BoE will oversee the circulation and activity of “systemic stablecoins” to maintain financial stability, whilst the FCA will preside over activities regarding the wider UK crypto market something which the financial watchdog has already begun implementing. 

A key focus for both UK parties in how stablecoins should be regulated largely relates to a payment-focused aspect, with the fiat-backed digital currencies gaining momentum over the past several months through various private companies, such as PayPal, issuing their own native stablecoin. 

Whilst the BoE has addressed the risks associated with privately issued stablecoins such as PayPal’s PYUSD, it is believed that the central bank would allow these companies to issue their stablecoins as a means and form of payment under its “systemic” terms. 

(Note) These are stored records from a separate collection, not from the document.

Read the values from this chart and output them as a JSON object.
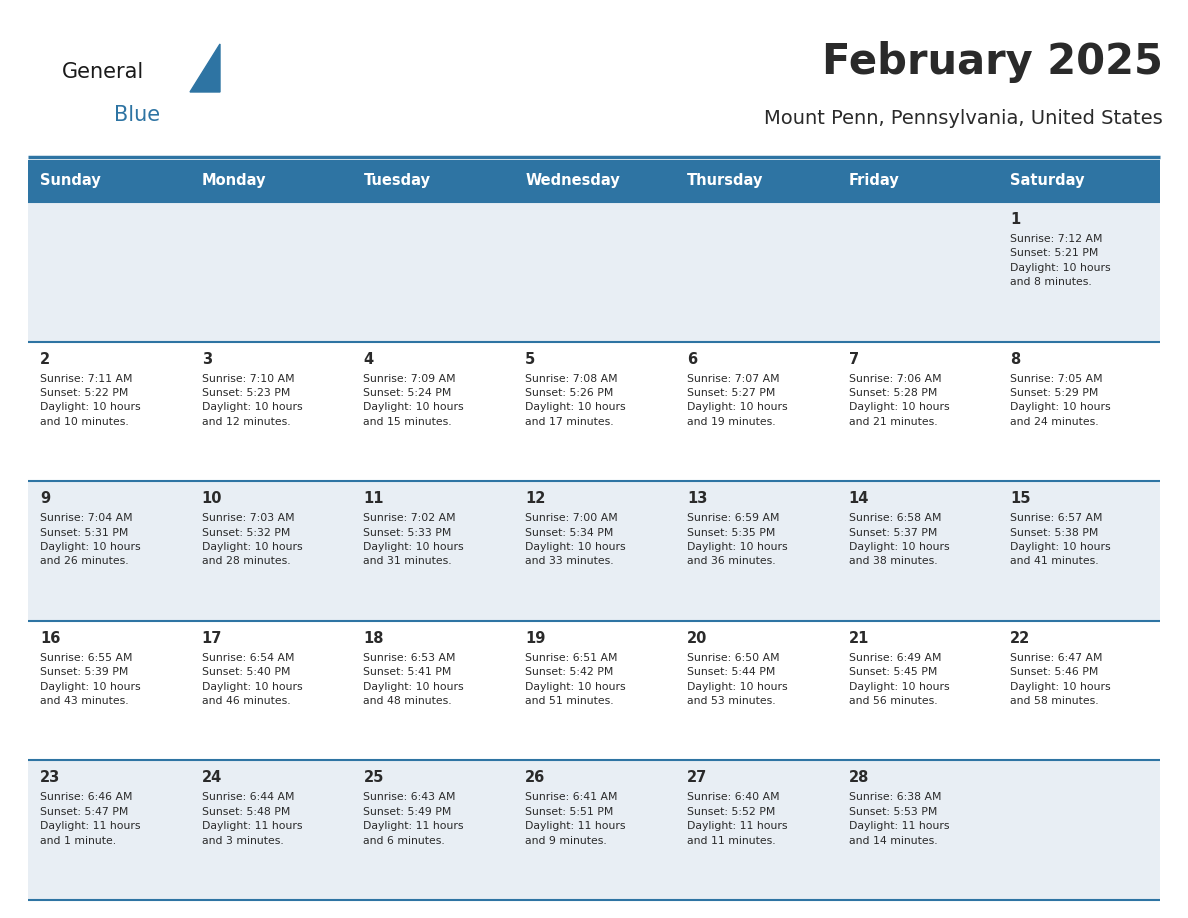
{
  "title": "February 2025",
  "subtitle": "Mount Penn, Pennsylvania, United States",
  "header_bg": "#2e74a3",
  "header_text_color": "#ffffff",
  "cell_bg_light": "#e8eef4",
  "cell_bg_white": "#ffffff",
  "separator_color": "#2e74a3",
  "text_color": "#2a2a2a",
  "day_headers": [
    "Sunday",
    "Monday",
    "Tuesday",
    "Wednesday",
    "Thursday",
    "Friday",
    "Saturday"
  ],
  "logo_color1": "#1a1a1a",
  "logo_color2": "#2e74a3",
  "weeks": [
    [
      {
        "day": "",
        "info": ""
      },
      {
        "day": "",
        "info": ""
      },
      {
        "day": "",
        "info": ""
      },
      {
        "day": "",
        "info": ""
      },
      {
        "day": "",
        "info": ""
      },
      {
        "day": "",
        "info": ""
      },
      {
        "day": "1",
        "info": "Sunrise: 7:12 AM\nSunset: 5:21 PM\nDaylight: 10 hours\nand 8 minutes."
      }
    ],
    [
      {
        "day": "2",
        "info": "Sunrise: 7:11 AM\nSunset: 5:22 PM\nDaylight: 10 hours\nand 10 minutes."
      },
      {
        "day": "3",
        "info": "Sunrise: 7:10 AM\nSunset: 5:23 PM\nDaylight: 10 hours\nand 12 minutes."
      },
      {
        "day": "4",
        "info": "Sunrise: 7:09 AM\nSunset: 5:24 PM\nDaylight: 10 hours\nand 15 minutes."
      },
      {
        "day": "5",
        "info": "Sunrise: 7:08 AM\nSunset: 5:26 PM\nDaylight: 10 hours\nand 17 minutes."
      },
      {
        "day": "6",
        "info": "Sunrise: 7:07 AM\nSunset: 5:27 PM\nDaylight: 10 hours\nand 19 minutes."
      },
      {
        "day": "7",
        "info": "Sunrise: 7:06 AM\nSunset: 5:28 PM\nDaylight: 10 hours\nand 21 minutes."
      },
      {
        "day": "8",
        "info": "Sunrise: 7:05 AM\nSunset: 5:29 PM\nDaylight: 10 hours\nand 24 minutes."
      }
    ],
    [
      {
        "day": "9",
        "info": "Sunrise: 7:04 AM\nSunset: 5:31 PM\nDaylight: 10 hours\nand 26 minutes."
      },
      {
        "day": "10",
        "info": "Sunrise: 7:03 AM\nSunset: 5:32 PM\nDaylight: 10 hours\nand 28 minutes."
      },
      {
        "day": "11",
        "info": "Sunrise: 7:02 AM\nSunset: 5:33 PM\nDaylight: 10 hours\nand 31 minutes."
      },
      {
        "day": "12",
        "info": "Sunrise: 7:00 AM\nSunset: 5:34 PM\nDaylight: 10 hours\nand 33 minutes."
      },
      {
        "day": "13",
        "info": "Sunrise: 6:59 AM\nSunset: 5:35 PM\nDaylight: 10 hours\nand 36 minutes."
      },
      {
        "day": "14",
        "info": "Sunrise: 6:58 AM\nSunset: 5:37 PM\nDaylight: 10 hours\nand 38 minutes."
      },
      {
        "day": "15",
        "info": "Sunrise: 6:57 AM\nSunset: 5:38 PM\nDaylight: 10 hours\nand 41 minutes."
      }
    ],
    [
      {
        "day": "16",
        "info": "Sunrise: 6:55 AM\nSunset: 5:39 PM\nDaylight: 10 hours\nand 43 minutes."
      },
      {
        "day": "17",
        "info": "Sunrise: 6:54 AM\nSunset: 5:40 PM\nDaylight: 10 hours\nand 46 minutes."
      },
      {
        "day": "18",
        "info": "Sunrise: 6:53 AM\nSunset: 5:41 PM\nDaylight: 10 hours\nand 48 minutes."
      },
      {
        "day": "19",
        "info": "Sunrise: 6:51 AM\nSunset: 5:42 PM\nDaylight: 10 hours\nand 51 minutes."
      },
      {
        "day": "20",
        "info": "Sunrise: 6:50 AM\nSunset: 5:44 PM\nDaylight: 10 hours\nand 53 minutes."
      },
      {
        "day": "21",
        "info": "Sunrise: 6:49 AM\nSunset: 5:45 PM\nDaylight: 10 hours\nand 56 minutes."
      },
      {
        "day": "22",
        "info": "Sunrise: 6:47 AM\nSunset: 5:46 PM\nDaylight: 10 hours\nand 58 minutes."
      }
    ],
    [
      {
        "day": "23",
        "info": "Sunrise: 6:46 AM\nSunset: 5:47 PM\nDaylight: 11 hours\nand 1 minute."
      },
      {
        "day": "24",
        "info": "Sunrise: 6:44 AM\nSunset: 5:48 PM\nDaylight: 11 hours\nand 3 minutes."
      },
      {
        "day": "25",
        "info": "Sunrise: 6:43 AM\nSunset: 5:49 PM\nDaylight: 11 hours\nand 6 minutes."
      },
      {
        "day": "26",
        "info": "Sunrise: 6:41 AM\nSunset: 5:51 PM\nDaylight: 11 hours\nand 9 minutes."
      },
      {
        "day": "27",
        "info": "Sunrise: 6:40 AM\nSunset: 5:52 PM\nDaylight: 11 hours\nand 11 minutes."
      },
      {
        "day": "28",
        "info": "Sunrise: 6:38 AM\nSunset: 5:53 PM\nDaylight: 11 hours\nand 14 minutes."
      },
      {
        "day": "",
        "info": ""
      }
    ]
  ]
}
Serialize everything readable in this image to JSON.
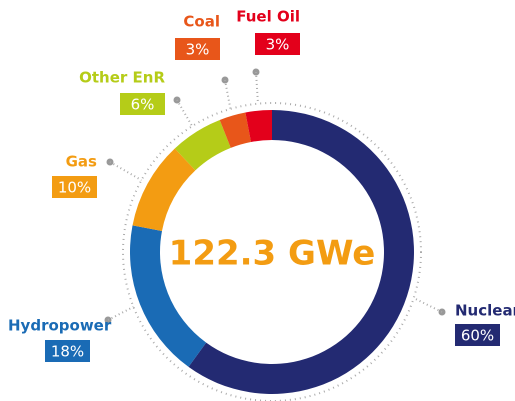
{
  "chart_data": {
    "type": "donut",
    "title": "122.3 GWe",
    "categories": [
      "Nuclear",
      "Hydropower",
      "Gas",
      "Other EnR",
      "Coal",
      "Fuel Oil"
    ],
    "values": [
      60,
      18,
      10,
      6,
      3,
      3
    ],
    "value_labels": [
      "60%",
      "18%",
      "10%",
      "6%",
      "3%",
      "3%"
    ],
    "colors": [
      "#232a72",
      "#1a6bb5",
      "#f39c12",
      "#b5cc18",
      "#e8561a",
      "#e3001b"
    ]
  }
}
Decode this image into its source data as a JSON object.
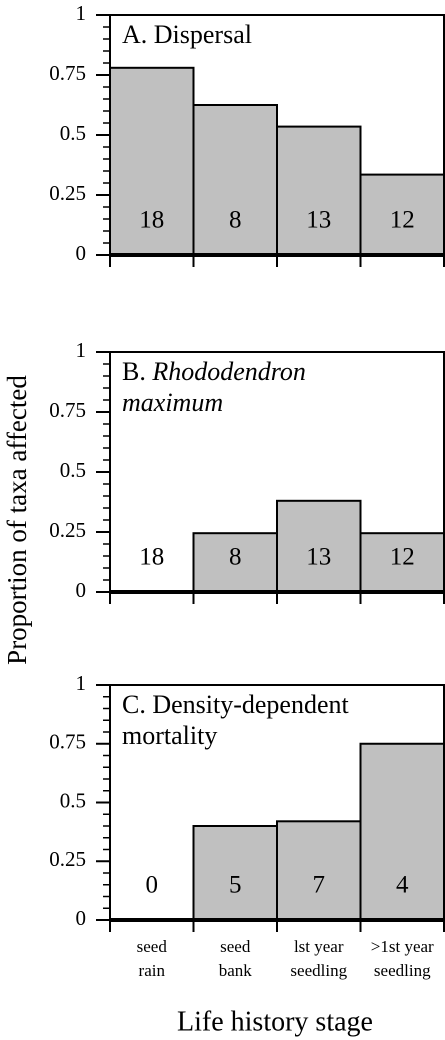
{
  "y_label": "Proportion of taxa affected",
  "x_label": "Life history stage",
  "chart_data": [
    {
      "type": "bar",
      "title_lines": [
        [
          {
            "text": "A. Dispersal"
          }
        ]
      ],
      "values": [
        0.78,
        0.625,
        0.535,
        0.335
      ],
      "n_labels": [
        18,
        8,
        13,
        12
      ],
      "color": "#c0c0c0",
      "ylim": [
        0,
        1
      ],
      "yticks": [
        0,
        0.25,
        0.5,
        0.75,
        1
      ]
    },
    {
      "type": "bar",
      "title_lines": [
        [
          {
            "text": "B. "
          },
          {
            "text": "Rhododendron",
            "italic": true
          }
        ],
        [
          {
            "text": "maximum",
            "italic": true
          }
        ]
      ],
      "values": [
        0,
        0.245,
        0.38,
        0.245
      ],
      "n_labels": [
        18,
        8,
        13,
        12
      ],
      "color": "#c0c0c0",
      "ylim": [
        0,
        1
      ],
      "yticks": [
        0,
        0.25,
        0.5,
        0.75,
        1
      ]
    },
    {
      "type": "bar",
      "title_lines": [
        [
          {
            "text": "C. Density-dependent"
          }
        ],
        [
          {
            "text": "mortality"
          }
        ]
      ],
      "values": [
        0,
        0.4,
        0.42,
        0.75
      ],
      "n_labels": [
        0,
        5,
        7,
        4
      ],
      "color": "#c0c0c0",
      "ylim": [
        0,
        1
      ],
      "yticks": [
        0,
        0.25,
        0.5,
        0.75,
        1
      ],
      "categories": [
        [
          "seed",
          "rain"
        ],
        [
          "seed",
          "bank"
        ],
        [
          "lst year",
          "seedling"
        ],
        [
          ">1st year",
          "seedling"
        ]
      ]
    }
  ]
}
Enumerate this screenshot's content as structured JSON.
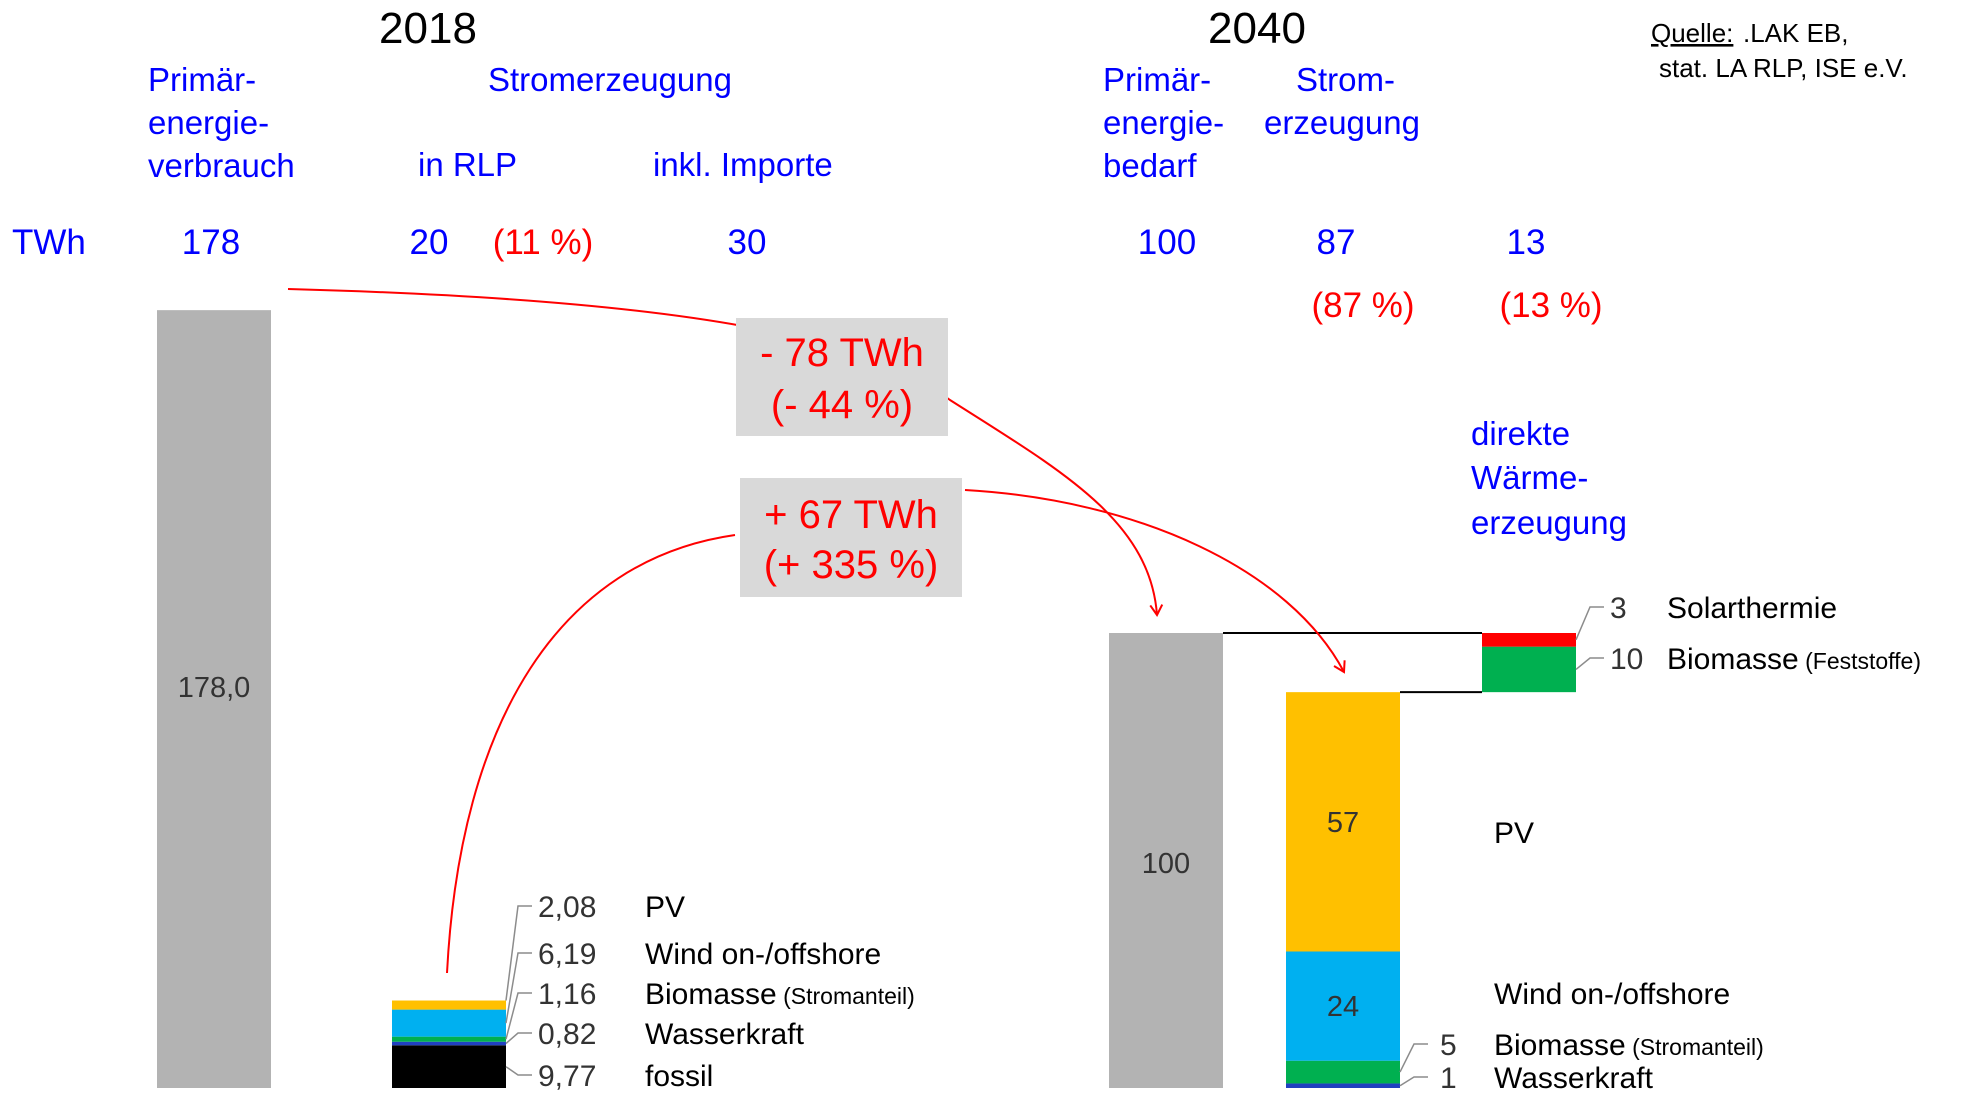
{
  "source": {
    "label": "Quelle:",
    "line1": " .LAK EB,",
    "line2": "stat. LA RLP, ISE e.V."
  },
  "colors": {
    "blue": "#0000ff",
    "red": "#ff0000",
    "gray": "#b3b3b3",
    "callout_bg": "#d9d9d9",
    "pv": "#ffc000",
    "wind": "#00b0f0",
    "biomass": "#00b050",
    "hydro": "#2040c0",
    "fossil": "#000000",
    "solarthermie": "#ff0000",
    "leader": "#8c8c8c"
  },
  "chart_data": {
    "type": "bar",
    "unit": "TWh",
    "unit_label": "TWh",
    "year_2018": {
      "year_label": "2018",
      "col_primary_label": [
        "Primär-",
        "energie-",
        "verbrauch"
      ],
      "stromerzeugung_label": "Stromerzeugung",
      "in_rlp_label": "in RLP",
      "imports_label": "inkl. Importe",
      "primary_value": "178",
      "in_rlp_value": "20",
      "in_rlp_share": "(11 %)",
      "imports_value": "30",
      "primary_bar": {
        "value": 178,
        "label": "178,0"
      },
      "electricity_stack": [
        {
          "name": "fossil",
          "value": 9.77,
          "label": "9,77",
          "color": "#000000"
        },
        {
          "name": "Wasserkraft",
          "value": 0.82,
          "label": "0,82",
          "color": "#2040c0"
        },
        {
          "name": "Biomasse",
          "suffix": " (Stromanteil)",
          "value": 1.16,
          "label": "1,16",
          "color": "#00b050"
        },
        {
          "name": "Wind on-/offshore",
          "value": 6.19,
          "label": "6,19",
          "color": "#00b0f0"
        },
        {
          "name": "PV",
          "value": 2.08,
          "label": "2,08",
          "color": "#ffc000"
        }
      ]
    },
    "year_2040": {
      "year_label": "2040",
      "col_primary_label": [
        "Primär-",
        "energie-",
        "bedarf"
      ],
      "col_strom_label": [
        "Strom-",
        "erzeugung"
      ],
      "heat_label": [
        "direkte",
        "Wärme-",
        "erzeugung"
      ],
      "primary_value": "100",
      "strom_value": "87",
      "strom_share": "(87 %)",
      "heat_value": "13",
      "heat_share": "(13 %)",
      "primary_bar": {
        "value": 100,
        "label": "100"
      },
      "electricity_stack": [
        {
          "name": "Wasserkraft",
          "value": 1,
          "label": "1",
          "color": "#2040c0"
        },
        {
          "name": "Biomasse",
          "suffix": " (Stromanteil)",
          "value": 5,
          "label": "5",
          "color": "#00b050"
        },
        {
          "name": "Wind on-/offshore",
          "value": 24,
          "label": "24",
          "color": "#00b0f0"
        },
        {
          "name": "PV",
          "value": 57,
          "label": "57",
          "color": "#ffc000"
        }
      ],
      "heat_stack": [
        {
          "name": "Biomasse",
          "suffix": " (Feststoffe)",
          "value": 10,
          "label": "10",
          "color": "#00b050"
        },
        {
          "name": "Solarthermie",
          "value": 3,
          "label": "3",
          "color": "#ff0000"
        }
      ]
    },
    "changes": [
      {
        "line1": "- 78 TWh",
        "line2": "(- 44 %)"
      },
      {
        "line1": "+ 67 TWh",
        "line2": "(+ 335 %)"
      }
    ]
  }
}
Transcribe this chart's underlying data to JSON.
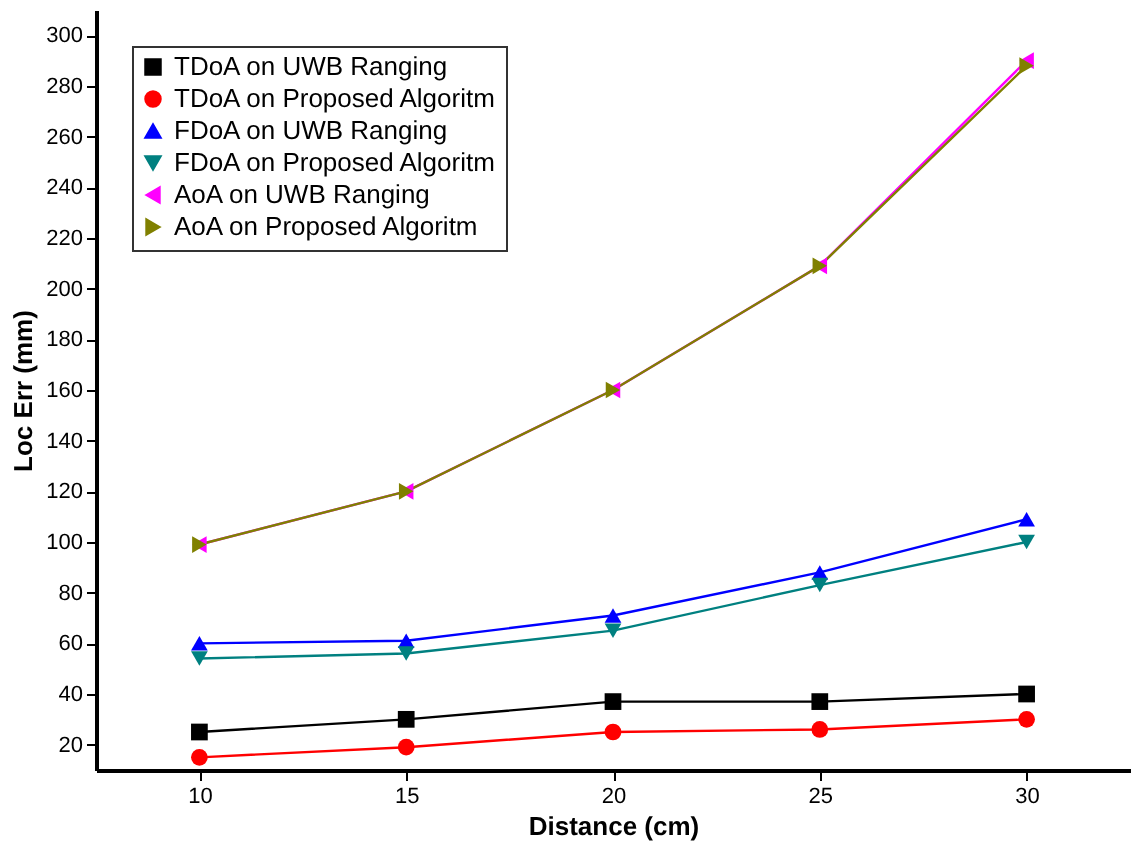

The BoE addressed the potential and risks of stablecoins in a statement outlining various requirements and regulations for the digital currency’s introduction pending in 2024. 

The BoE statement outlined: “Similar to other systemic payment systems, those using stablecoins carry out the function of transferring a settlement asset in order to settle payments obligations. 

“To the extent that the risks in doing so are similar to those of the transfer function performed by other systemic payment systems, we propose to rely on our existing regulatory and supervisory approach to those systems. 

“This is in line with the Bank’s ‘same risk, same regulatory outcome’ approach to regulating systemic payment systems using stablecoins.”

Stablecoins for the best part of several years now have been hailed as a fitting bridge between cryptocurrency and fiat currency as the digital currency relies on the 1:1 backing of a traditional currency such as GBP. 

Due to being pegged to another fiat currency, they reduce the volatility often associated with cryptocurrencies and offer vast potential in terms of near instant payment settlements as a new alternative payment method. 

However, much like all cryptocurrencies, there are a plethora of risks involved with stablecoins, due to lack of transparency and the need for stringent regulation could spell a lack of innovation for the digital currency. 

The BoE intends to peg the UK’s stablecoin offering with GBP and is considering limits on stablecoin holdings if the timeline maintains for its regulatory introduction next year. 

Both the BoE and the FCA will consult with one another on the final terms and regulations on stablecoin issuance by the midpoint of next year, with possible issuance landing in 2025. 

Payment Expert Analysis: This landmark move by the Bank of England represents a key step for stablecoin’s entry into the UK mainstream. The key test for stablecoins will come in the form of consumer engagement and whether adequate regulation can spur bolster mass adoption.